The virus fighters in our oceans BORIMAT PRAOKAEW

With viruses under the spotlight at present, we wanted to shine a light on some of the world’s greatest defenders. When you think of defenders against viruses you immediately think of the heroic work that frontline workers are doing during the coronavirus pandemic. However, that is not who we are referring to. Viruses can be created in a variety of different ways and complex ecosystems are often the breeding ground for diseases. HIV, ebola, and yellow fever were all created in the rainforest ecosystem. The rainforest is a breeding ground for viruses. Yet it takes second place to the ocean, the greatest breeding place of viruses in the known world. Who are the defenders?

Scientists estimate that the rainforest is home to several thousand viruses many of which would prove fatal to humans and while that sounds pretty scary it is nothing compared to the world’s oceans. Scientists have found over 200,000 viruses lurking in the waters but believe the numbers could reach the millions. Think about that the next time you accidentally swallow some seawater.

Yet the headline viruses that I have already mentioned have all come from the rainforests. What is stopping these countless ocean viruses from reaching us? The first thing to acknowledge is that many of those viruses pose absolutely no threat to us, so we likely swallow some strange bacteria every time we accidentally swallow seawater but that is ok. There are many that do pose a threat to us too.

Research recently published suggests that sea creatures are playing a vital role in stopping these viruses and ensuring that the ocean is a healthy ecosystem. Sea creatures use a wide variety of ways to stop viruses and when viruses are stopped they can’t spread. Oysters and other creatures use shells to block viruses. Other sea creatures are more sophisticated and use filters.

These filters are microscopic and are able to keep nourishing items but get rid of bacteria. The frontline workers are the heroes that need to be highlighted in the fight against viruses but in the seas, the equivalent of the frontline workers are the anemones, polychaete larvae, sea squirts, crabs, cockles and sponges. These strange creatures fight the viruses head-on.

Researchers wanted to better understand just how good these creatures are at fighting viruses and found they were incredible. If viruses were in the water, the sponge is who you would want on your side, this creature removes 94% of the virus within three hours. Crabs are excellent allies too as they can remove 90% of the virus. Cockles and oysters use far more blunt measures and so only reduce 43% and 12% respectively but are still good workers. 

This is incredible news but the changing planet is putting these powers at risk. The key issue is climate change. Climate change is altering the natural ecosystems in oceans around the world and creatures are not coping well. Melting sea ice is introducing new viruses to the water. As the sea ice melts the phocine distemper virus is introduced.
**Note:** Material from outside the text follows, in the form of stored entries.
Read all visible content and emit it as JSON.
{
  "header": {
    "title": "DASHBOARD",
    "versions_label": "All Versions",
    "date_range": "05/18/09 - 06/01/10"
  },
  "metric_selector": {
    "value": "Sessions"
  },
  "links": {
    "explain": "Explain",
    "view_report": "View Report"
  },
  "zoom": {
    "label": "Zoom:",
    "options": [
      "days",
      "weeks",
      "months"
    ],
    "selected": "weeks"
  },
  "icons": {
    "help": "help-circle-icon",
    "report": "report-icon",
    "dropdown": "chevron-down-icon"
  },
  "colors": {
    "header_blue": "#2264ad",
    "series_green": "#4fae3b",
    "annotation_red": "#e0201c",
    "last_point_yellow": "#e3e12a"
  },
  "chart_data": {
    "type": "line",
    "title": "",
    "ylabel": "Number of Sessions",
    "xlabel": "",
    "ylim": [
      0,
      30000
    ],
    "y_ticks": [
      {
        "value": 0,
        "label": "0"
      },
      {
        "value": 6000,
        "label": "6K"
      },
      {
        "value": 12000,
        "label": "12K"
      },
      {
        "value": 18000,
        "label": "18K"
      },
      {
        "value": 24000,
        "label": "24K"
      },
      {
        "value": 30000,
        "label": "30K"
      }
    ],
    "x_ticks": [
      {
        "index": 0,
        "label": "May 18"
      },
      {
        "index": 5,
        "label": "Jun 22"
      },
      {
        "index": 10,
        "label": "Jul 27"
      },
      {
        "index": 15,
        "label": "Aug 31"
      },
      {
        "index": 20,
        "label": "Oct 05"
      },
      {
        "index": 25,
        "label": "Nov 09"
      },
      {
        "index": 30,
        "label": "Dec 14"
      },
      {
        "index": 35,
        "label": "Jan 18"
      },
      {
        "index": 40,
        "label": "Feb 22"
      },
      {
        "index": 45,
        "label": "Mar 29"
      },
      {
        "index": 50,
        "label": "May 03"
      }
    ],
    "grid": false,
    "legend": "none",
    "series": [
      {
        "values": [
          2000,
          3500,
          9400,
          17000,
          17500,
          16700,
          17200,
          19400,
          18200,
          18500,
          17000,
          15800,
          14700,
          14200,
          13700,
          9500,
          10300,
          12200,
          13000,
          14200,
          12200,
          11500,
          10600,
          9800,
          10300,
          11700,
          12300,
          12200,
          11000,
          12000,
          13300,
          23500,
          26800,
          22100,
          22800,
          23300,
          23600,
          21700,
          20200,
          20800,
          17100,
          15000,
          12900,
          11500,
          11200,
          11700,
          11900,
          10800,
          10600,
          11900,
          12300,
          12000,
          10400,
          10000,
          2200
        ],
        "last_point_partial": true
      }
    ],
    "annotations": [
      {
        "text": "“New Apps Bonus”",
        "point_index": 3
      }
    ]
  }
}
This has been greatly damaging the arctic seal population. 

The study has highlighted how important a diverse sea ecosystem is to our own lives. If this rich ecosystem didn’t exist the viruses would thrive in the water and soon migrate to land. If that happened further pandemics could happen. If we want to fight against future pandemics we must protect ocean life. The key to doing this is to look after our oceans and to fight climate change. The time has come to put a stop to the dangerous activities that are harming our ecosystems and hurting our world.